Our Dirty Laundry

One of the most consistent challenges of this trip is trying to keep on top of our dirty clothes.  This doesn’t seem like it should be much of a problem – after all, at home I do laundry once a week, maybe week and a half. But there is a major difference between home and the road, and it boils down to this: underwear. I’ve got four pairs with me – or, rather, three plus an emergency back-up – and I’ve learned the hard way that I can only wash them in the sink so many times before they’re in need of the real deal.

This hasn’t been too much of a problem, given that we’ve stayed in apartments or hostels with machines often enough to avoid letting anything get truly offensive. But the result of our laundry uncertainty is a compulsion to wash our clothing whenever we’re within 10 meters of a washing machine. Who cares if the previous load was two days before – I can always find something in need of a good soak.

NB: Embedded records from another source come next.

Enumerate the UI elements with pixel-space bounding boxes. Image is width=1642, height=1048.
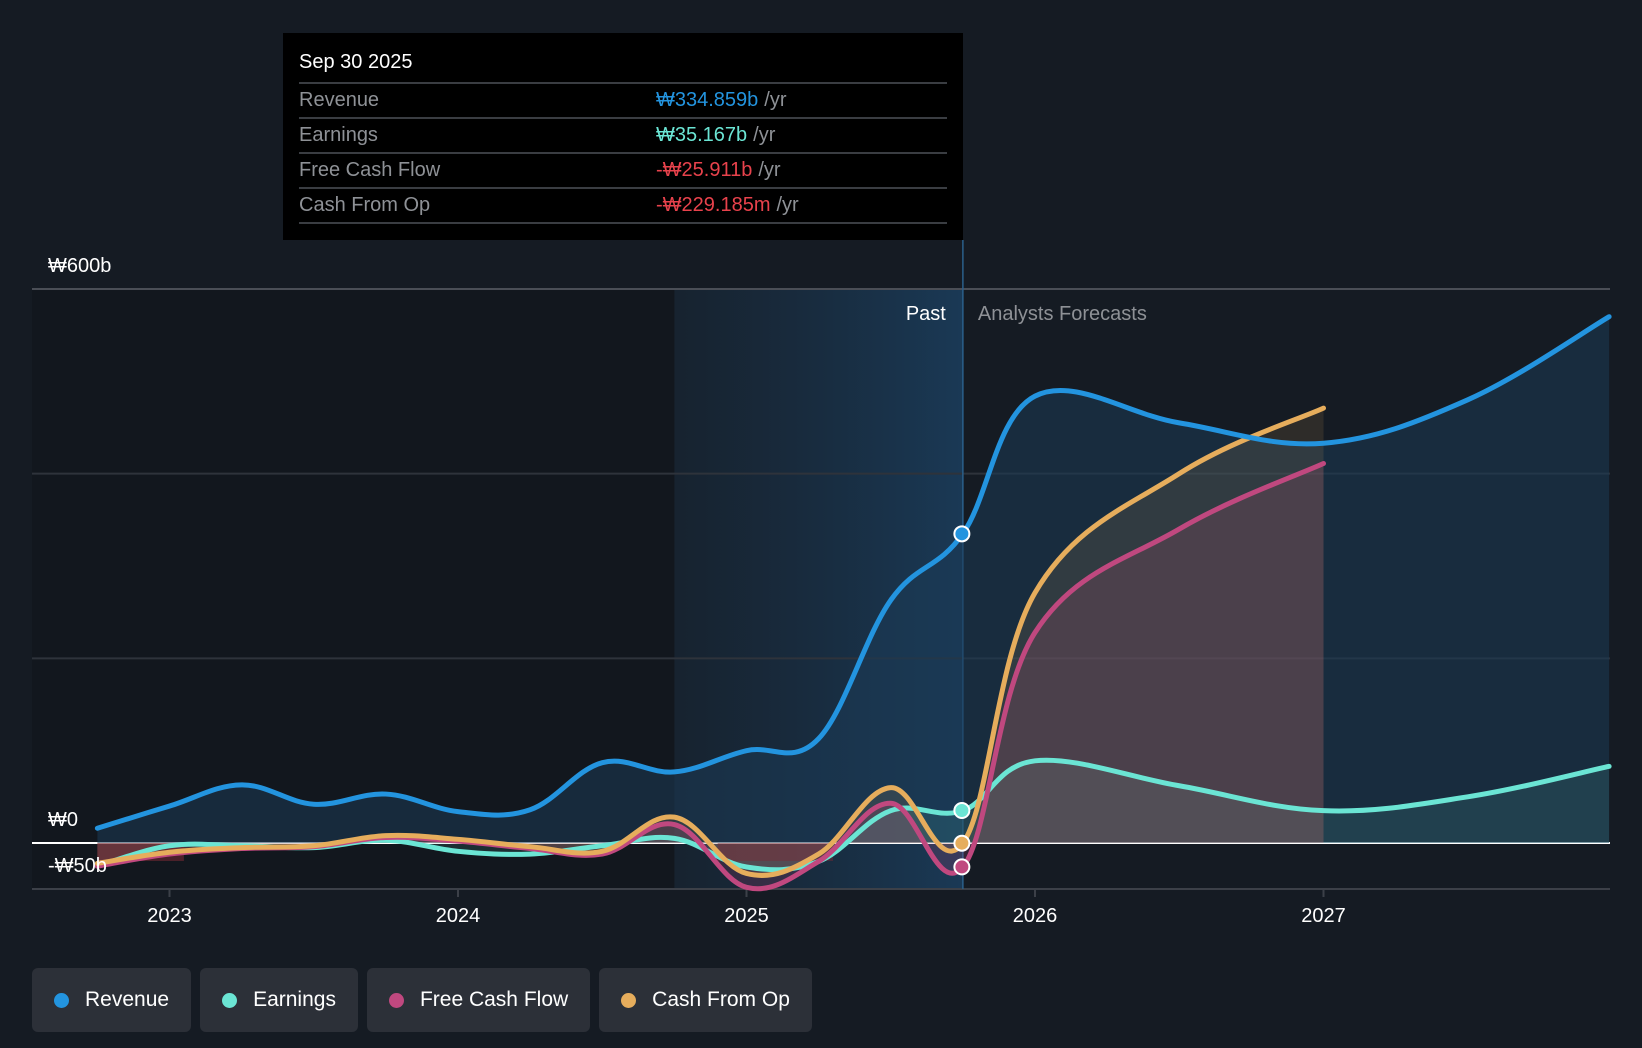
revenue-line xyxy=(94,314,1612,831)
tooltip-label: Revenue xyxy=(299,89,380,111)
legend-item-cash-from-op[interactable]: Cash From Op xyxy=(599,968,812,1032)
cash-from-op-marker xyxy=(953,834,971,852)
x-tick-label: 2026 xyxy=(1013,905,1058,927)
tooltip-label: Earnings xyxy=(299,124,378,146)
cash-from-op-line xyxy=(94,405,1326,878)
tooltip-unit: /yr xyxy=(764,89,787,111)
tooltip-value: ₩334.859b xyxy=(656,89,759,111)
forecast-label: Analysts Forecasts xyxy=(978,303,1147,325)
tooltip-value: ₩35.167b xyxy=(656,124,748,146)
legend-item-earnings[interactable]: Earnings xyxy=(200,968,358,1032)
legend-item-free-cash-flow[interactable]: Free Cash Flow xyxy=(366,968,591,1032)
x-tick-label: 2025 xyxy=(724,905,769,927)
free-cash-flow-dot-icon xyxy=(388,992,404,1008)
free-cash-flow-area xyxy=(97,463,1324,889)
legend-label: Free Cash Flow xyxy=(419,988,569,1011)
revenue-dot-icon xyxy=(54,992,69,1008)
tooltip-row-revenue: Revenue ₩334.859b /yr xyxy=(299,84,947,119)
tooltip-row-free-cash-flow: Free Cash Flow -₩25.911b /yr xyxy=(299,154,947,189)
tooltip-row-earnings: Earnings ₩35.167b /yr xyxy=(299,119,947,154)
x-tick-label: 2027 xyxy=(1301,905,1346,927)
revenue-marker xyxy=(953,525,971,543)
earnings-area xyxy=(97,760,1610,870)
cash-from-op-area xyxy=(97,408,1324,876)
y-tick-label: -₩50b xyxy=(48,855,107,877)
cash-from-op-dot-icon xyxy=(621,992,637,1008)
negative-area xyxy=(717,843,834,861)
y-tick-label: ₩0 xyxy=(48,809,78,831)
legend-label: Earnings xyxy=(253,988,336,1011)
tooltip-unit: /yr xyxy=(776,194,799,216)
free-cash-flow-marker xyxy=(953,858,971,876)
tooltip-unit: /yr xyxy=(758,159,781,181)
past-label: Past xyxy=(906,303,946,325)
tooltip-label: Free Cash Flow xyxy=(299,159,441,181)
tooltip: Sep 30 2025 Revenue ₩334.859b /yr Earnin… xyxy=(283,33,963,240)
legend: Revenue Earnings Free Cash Flow Cash Fro… xyxy=(32,968,812,1032)
x-tick-label: 2024 xyxy=(436,905,481,927)
x-tick-label: 2023 xyxy=(147,905,192,927)
earnings-marker xyxy=(953,802,971,820)
tooltip-value: -₩25.911b xyxy=(656,159,753,181)
tooltip-unit: /yr xyxy=(753,124,776,146)
earnings-dot-icon xyxy=(222,992,238,1008)
legend-label: Revenue xyxy=(85,988,170,1011)
y-tick-label: ₩600b xyxy=(48,255,111,277)
legend-label: Cash From Op xyxy=(652,988,790,1011)
tooltip-row-cash-from-op: Cash From Op -₩229.185m /yr xyxy=(299,189,947,224)
tooltip-value: -₩229.185m xyxy=(656,194,771,216)
tooltip-date: Sep 30 2025 xyxy=(299,47,947,84)
legend-item-revenue[interactable]: Revenue xyxy=(32,968,192,1032)
tooltip-label: Cash From Op xyxy=(299,194,431,216)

What we’ve discovered is that washing machines in Europe are far more evolved than those in the States. Or, at least, they’re more complicated. Instead of a simple dial decorated by minutes and a couple pictograms of cotton balls and delicates, these machines have multiple knobs, multiple buttons, multiple temperatures, and, quite often a life of their own. Yesterday, for example, Peter decided to do a load of laundry at Dmitry’s (our homestay host in St. Petersburg) – a good choice considering that we’d been spending every night sweating through our clothes. But having recently destroyed his shower curtain and commandeered his fan, we felt a little weird asking if we could use his washing machine. So we did the obvious thing: put in a load while he was at work.

Fine, it was a little sketchy. But what was the harm? And besides, we could just wait till the wash cycle was done and hang the clothes surreptitiously in our room.

But we had underestimated the options available on a Russian washing machine. Peter started a load on what he thought was an express cycle; 35 minutes later, it was still doing exactly what it was before: adding small spurts of water and then rotating the drum one turn, then spurting water again. Noticing that it was stuck on what appeared to be Step 3, he tried to move it toward its rinse cycle – but the dial responded by clicking forward on its own, working through 14 different steps before settling again on 3.  The water, while copious, was still filled with suds. Making things worse, it was a front load washer – which meant that even if we could get the machine to stop spurting, we couldn’t get our clothes.

Eventually Peter managed to get the machine to go through a spin cycle and, with some coaxing and unplugging, got the door to unlock. But there was a problem. Not only were our clothes wet and slightly slimy, but the detergent we had used smelled like ammonia – so much so that I insisted he had washed our clothes with toilet cleaner, despite the fact that the bucket was directly next to the washing machine and had a picture of a shirt on it.

We shut the door again, tried to start the wash on a different number. It clicked forward to 3, the washing machine equivalent of “Fuck you.”  Accepting defeat, we left the house.  I can’t tell you what happened next.  Maybe the machine spent the entire afternoon stuck in its wash cycle, running up Dmitry’s hot water bill. Maybe it grew tired of its little game and stopped on its own. Maybe Dmitry came home, wondered why we tried to wash our clothes with toilet cleaner on the endless cycle, and reset the thing for us. All I know is that when we got back that night, the machine was silent and its door was unlocked.  Our clothes smelled fine.  As for my underwear?  I’ve got four clean pairs.

One Response to “Our Dirty Laundry”

  • Doug Says:

    Thanks for the shout-out on your 8/8 post! I was actually away all last week so did not suffer btwn that post and this one. My friend DJ, who Peter knows, was in Helsinki at the same time as you. Funny. He was djing there for about a week.